Throughout the book, you read not only how the movies were made and the behind-the-scenes machinations that took place, but you get an insight into what was happening in the world at the time, politically, socially, etc., and how some of those events made it into the writer's room and eventually into the Bond movie scripts and how those events were molded and shaped to fit the final version of the films. It has made me reconsider how I look at current and historical events and how I might use those to my own advantage.

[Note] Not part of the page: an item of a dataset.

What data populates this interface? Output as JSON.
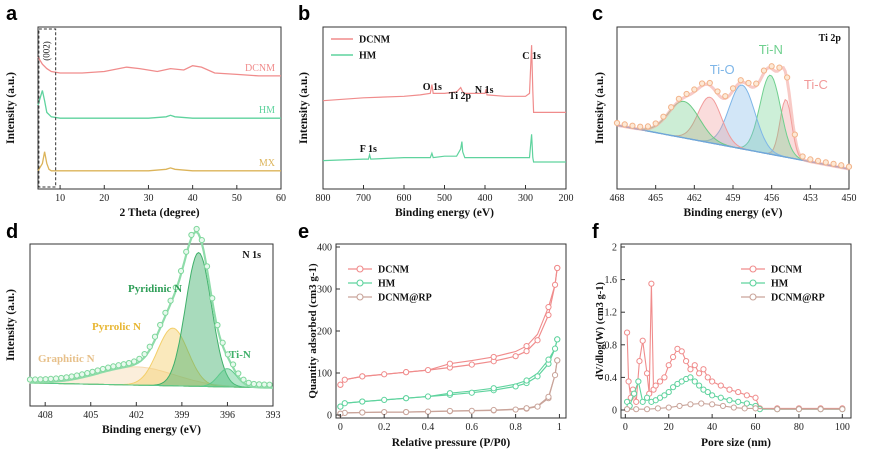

Some examples: Dr. No, about a madman's plan to alter the course of U.S. rocket launches, used the Cuban Missile Crisis as a springboard. You Only Live Twice used the space race as a backdrop. Goldfinger took advantage of developing technology (the infamous laser cutter being a prime example and Bond's DB5 another). The energy crisis of the 1970s played a heavy role in The Man with the Golden Gun. Diplomatic efforts to maintain the balance of world power between the U.S. and Soviet Union in the '80s influenced For Your Eyes Only. Nuclear expansion, disarmament, and fears of Soviet aggression in Europe fueled the story behind Octopussy.  Of course, nothing overtly political ever made it into the movies which is a skill in and of itself. All we saw was an exciting story taking place in exotic locations, fantastic and silly in some cases, but anchored somewhere north of reality.


I am currently writing a series called The Rogue Gentleman, about a globe-trotting adventurer named Steve Dane who rights wrongs wherever he finds them, and to say he wasn't partially inspired by Bond would be a lie. Steve Dane is very much inspired by our British friend, and by other literary heroes such as Simon Templar. I have quite a career planned for Mr. Dane and seeing how the Bond writers worked has opened the door to ideas I had not previously thought would work, and highlighted events that I either did not know of at the time or was too young (or not alive!) to remember. With a few changes here and there I can not only mine the past but the present as well and turn out stories that will be worth reading for years to come. Perhaps a melding of the two will give me a glimpse into the future and I can use those ideas to produce some real surprises.